The room buzzes during set change—half stunned from TCB, half thrumming with anticipation. A low roar rises as Max Davies (guitar), Torrin Daniels (banjo/vocals), Joe Funk (bass), and Shawn Swain (mandolin) take the stage. They open with “Shadows,” each musician soloing in turn—like a roll call of talent. The din becomes a full-body singalong.



“Unwind” flows like river water—warm and sprawling—while “Buckle Down” toys with tempo and tension, snapping listeners to attention. Then “Ghost Train” rolls in before the band drops into “Pendulum,” off Seven Devils. Torrin’s voice is pure clarity, his banjo playing nothing short of stunning. Davies answers with flat-picking that borders on supernatural. Every solo pass feels like heat lightning.

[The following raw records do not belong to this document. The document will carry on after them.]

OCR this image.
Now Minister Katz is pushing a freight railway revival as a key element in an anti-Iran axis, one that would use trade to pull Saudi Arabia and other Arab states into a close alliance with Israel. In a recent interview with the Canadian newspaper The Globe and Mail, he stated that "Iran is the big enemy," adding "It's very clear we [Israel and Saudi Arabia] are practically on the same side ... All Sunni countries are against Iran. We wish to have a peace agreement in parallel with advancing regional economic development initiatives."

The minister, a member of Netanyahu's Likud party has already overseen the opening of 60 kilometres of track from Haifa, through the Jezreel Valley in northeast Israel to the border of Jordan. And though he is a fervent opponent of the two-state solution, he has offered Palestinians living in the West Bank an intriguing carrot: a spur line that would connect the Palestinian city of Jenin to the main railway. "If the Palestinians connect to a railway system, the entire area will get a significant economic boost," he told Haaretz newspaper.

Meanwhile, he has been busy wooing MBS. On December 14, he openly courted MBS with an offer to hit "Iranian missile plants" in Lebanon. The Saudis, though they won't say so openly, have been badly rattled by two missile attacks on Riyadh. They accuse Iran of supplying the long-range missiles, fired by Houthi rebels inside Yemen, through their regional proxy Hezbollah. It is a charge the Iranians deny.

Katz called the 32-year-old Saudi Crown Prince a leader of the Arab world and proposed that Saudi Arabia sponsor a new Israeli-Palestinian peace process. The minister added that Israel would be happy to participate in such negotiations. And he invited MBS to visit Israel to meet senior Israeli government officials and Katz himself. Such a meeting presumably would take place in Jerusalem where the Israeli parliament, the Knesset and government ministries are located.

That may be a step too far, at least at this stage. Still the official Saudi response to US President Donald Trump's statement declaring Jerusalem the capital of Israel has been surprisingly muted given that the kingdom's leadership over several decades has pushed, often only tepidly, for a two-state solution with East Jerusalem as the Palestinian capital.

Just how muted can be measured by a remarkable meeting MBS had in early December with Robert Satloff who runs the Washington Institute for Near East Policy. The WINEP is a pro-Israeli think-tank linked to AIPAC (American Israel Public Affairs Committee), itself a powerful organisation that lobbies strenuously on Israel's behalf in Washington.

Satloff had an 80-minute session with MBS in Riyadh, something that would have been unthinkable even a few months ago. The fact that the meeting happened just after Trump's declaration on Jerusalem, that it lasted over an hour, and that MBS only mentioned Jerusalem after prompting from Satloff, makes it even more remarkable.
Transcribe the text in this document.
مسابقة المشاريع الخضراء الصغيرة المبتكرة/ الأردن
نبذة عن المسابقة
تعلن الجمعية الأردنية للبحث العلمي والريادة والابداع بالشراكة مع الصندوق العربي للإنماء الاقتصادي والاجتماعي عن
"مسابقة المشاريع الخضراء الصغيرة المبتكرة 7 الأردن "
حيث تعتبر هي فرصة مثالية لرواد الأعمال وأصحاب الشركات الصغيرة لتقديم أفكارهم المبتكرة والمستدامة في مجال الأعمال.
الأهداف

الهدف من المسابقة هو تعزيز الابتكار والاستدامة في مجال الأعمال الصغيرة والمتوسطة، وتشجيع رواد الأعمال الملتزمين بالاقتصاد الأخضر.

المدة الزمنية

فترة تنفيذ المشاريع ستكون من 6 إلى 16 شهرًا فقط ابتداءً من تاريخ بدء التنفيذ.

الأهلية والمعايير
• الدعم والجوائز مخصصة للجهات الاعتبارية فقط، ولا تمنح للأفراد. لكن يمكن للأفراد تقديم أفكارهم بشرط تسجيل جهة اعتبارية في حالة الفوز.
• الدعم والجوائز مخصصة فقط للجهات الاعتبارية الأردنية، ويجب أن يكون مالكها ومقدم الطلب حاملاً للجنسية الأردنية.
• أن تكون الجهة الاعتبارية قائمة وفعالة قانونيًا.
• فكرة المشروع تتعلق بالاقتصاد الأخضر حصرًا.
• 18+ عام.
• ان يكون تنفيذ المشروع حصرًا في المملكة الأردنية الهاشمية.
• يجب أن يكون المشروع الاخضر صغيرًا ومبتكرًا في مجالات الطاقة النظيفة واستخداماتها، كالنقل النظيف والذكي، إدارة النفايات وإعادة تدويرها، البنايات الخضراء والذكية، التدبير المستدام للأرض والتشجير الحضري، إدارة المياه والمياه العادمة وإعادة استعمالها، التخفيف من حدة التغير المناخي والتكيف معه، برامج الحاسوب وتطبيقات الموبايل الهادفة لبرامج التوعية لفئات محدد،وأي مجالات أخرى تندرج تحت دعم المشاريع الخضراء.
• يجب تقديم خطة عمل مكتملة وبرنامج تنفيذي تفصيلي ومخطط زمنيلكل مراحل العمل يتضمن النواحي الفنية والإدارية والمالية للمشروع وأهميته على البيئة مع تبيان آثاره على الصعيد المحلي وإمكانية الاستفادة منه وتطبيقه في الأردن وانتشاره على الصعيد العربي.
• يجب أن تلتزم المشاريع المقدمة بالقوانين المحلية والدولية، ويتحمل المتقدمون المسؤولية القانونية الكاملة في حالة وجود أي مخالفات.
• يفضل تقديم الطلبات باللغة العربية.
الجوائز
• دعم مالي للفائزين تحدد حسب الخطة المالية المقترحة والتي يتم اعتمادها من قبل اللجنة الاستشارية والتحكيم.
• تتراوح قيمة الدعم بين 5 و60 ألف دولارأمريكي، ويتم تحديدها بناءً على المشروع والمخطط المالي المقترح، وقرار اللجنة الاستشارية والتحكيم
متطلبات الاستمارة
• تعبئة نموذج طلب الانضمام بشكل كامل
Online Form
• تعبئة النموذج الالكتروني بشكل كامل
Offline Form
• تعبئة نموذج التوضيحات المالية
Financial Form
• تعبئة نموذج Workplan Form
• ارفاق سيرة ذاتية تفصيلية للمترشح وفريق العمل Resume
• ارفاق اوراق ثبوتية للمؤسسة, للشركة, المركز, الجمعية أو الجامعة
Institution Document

Morris Cole’s cowboy classic “Willy the Wandering Gypsy and Me” gets the room dancing, twirling, singing like old friends. “Guilty” spotlights Torrin, Max, and Shawn individually before the set closes with a jaw-dropping re-imagining of Gaslight Anthem’s “The ’59 Sound.” A cover, yet brand new—one of the band’s strengths.

Set two begins with “Wind Bitten,” continuing the Seven Devils thread—icy, stark, cinematic. Then “Drowning Again” pulls us into water-deep introspection. The band explodes outward with “Ebenezer’s Winter,” an instrumental clinic in stamina and interplay. Swain’s mandolin slices air like glass. Daniels runs banjo licks through effects that shimmer like stars.

Three hours deep, they show no fatigue. Funk remains locked and elastic, bowing notes from his upright bass so deep the line between wood and wind disappears.
“Covered Bridges” brings the landing—gentle, beautiful—before “Ghost in the Bottle” lifts everyone again. Old song, evergreen spirit. And just when it feels like we’ve reached the mountaintop—
They go higher.

The encore: Smashing Pumpkins’ “Bullet with Butterfly Wings.” Violent, elastic, cathartic. The final explosion of a night with too many peaks to count. That’s what The Kitchen Dwellers do—they give more than you expect. More than you imagine.

This wasn’t bluegrass in the strict sense—it was bluegrass evolved. Tradition turned electric. A night where Them Coulee Boys stirred hearts and Kitchen Dwellers set them ablaze. If this scene is the future of acoustic music, we’re speeding toward it at the pace of banjo rolls and mandolin fire.
And yes—they’re doing it all again tomorrow.